Apesar da flexibilização dos contratos de trabalho com a reforma trabalhista, empresários devem se atentar para a diferença entre a terceirização e a ‘pejotização’

É fato que a reforma trabalhista e as recentes decisões do Supremo Tribunal Federal (STF) flexibilizaram a terceirização de mão de obra. Contudo, é importante que todo empresário se atente para a diferença entre terceirização e ‘pejotização’.

Na terceirização, empresas especializadas em cessão de mão de obra contratam profissionais como empregados e os cede a outras empresas através de contrato firmado entre elas. É nesta situação que ocorreu a flexibilização. Ou seja, ficou permitido que sejam terceirizados, inclusive, os serviços da atividade principal da empresa. Uma construtora, por exemplo, pode contratar uma empresa que lhe ofereça pedreiros, uma empresa de contabilidade pode terceirizar seus departamentos operacionais, e assim por diante.

“Já na ‘pejotização’, tem-se todas as características de contrato de trabalho, mas ele é disfarçado como contrato a empresa. O perigo neste tipo de contratação é que a pessoa física pode se confundir com a pessoa jurídica e comprometer a validade do contrato firmado”, explica o responsável pelo Departamento Pessoal da Central Contábil, Enoque do Carmo.

O contrato de microempreendedores individuais (MEIs) deve seguir as mesmas regras da contratação de autônomos.

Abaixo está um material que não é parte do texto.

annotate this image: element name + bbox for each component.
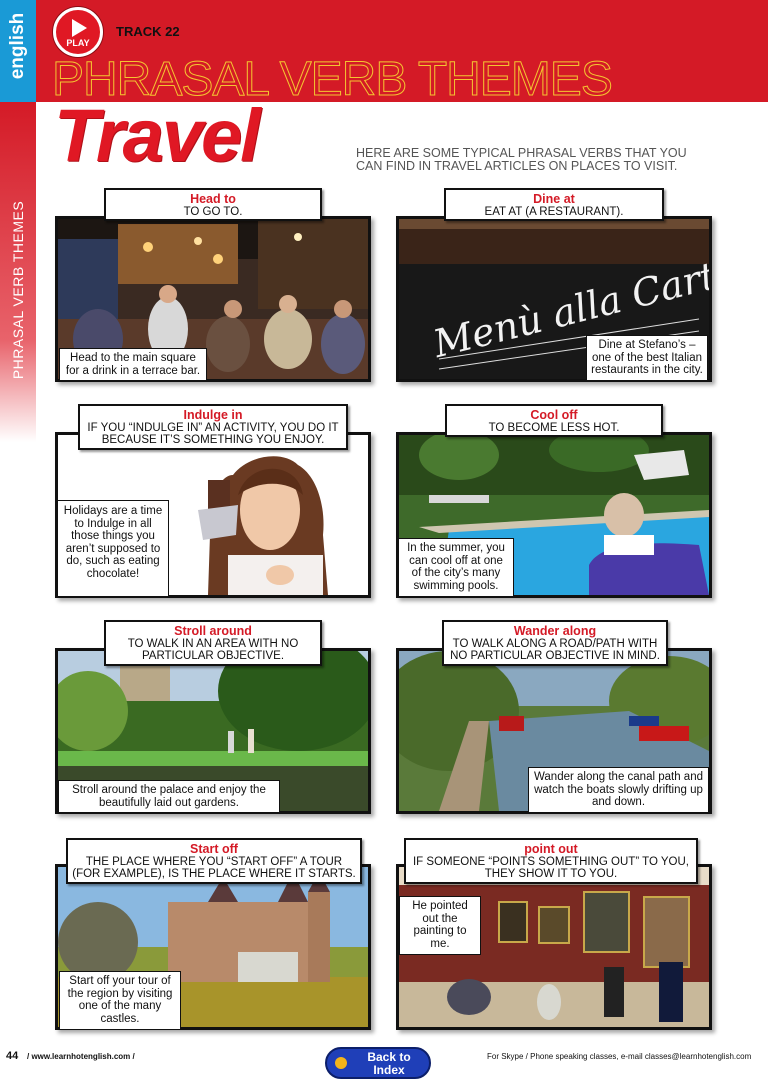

Ou seja, devem ser contratados para serviço eventuais ou que exijam especialização, como profissionais liberais, manutenção de máquinas que exijam conhecimento diferenciado e serviços que, por sua natureza, permitem ao autônomo prestar serviço a mais de um contratante ao mesmo tempo.

O que diz a legislação
A Consolidação das Leis do Trabalho (CLT) traz a seguinte definição de empregado:  Art. 3º – Considera-se empregado toda pessoa física que prestar serviços de natureza não eventual a empregador, sob a dependência deste e mediante salário.

Sendo assim, as características principais para a caraterização do vínculo de emprego extraídos aqui, são:

– Pessoalidade, serviço prestado por pessoa física. Isso significa que o serviço é contratado para ser prestado por uma pessoa específica, não podendo ser executado por outro em seu lugar.
– Não eventualidade, continuidade, frequência na prestação do serviço.
– Subordinação, a pessoa contratada se sujeita às regras e horários do contratante. Ele não pode, por exemplo, determinar por si em que horário o serviço será prestado. Além disso, o prestador do serviço está sujeito a ordens do contratante.
– Onerosidade, remuneração do serviço prestado, compreende o pagamento de salários.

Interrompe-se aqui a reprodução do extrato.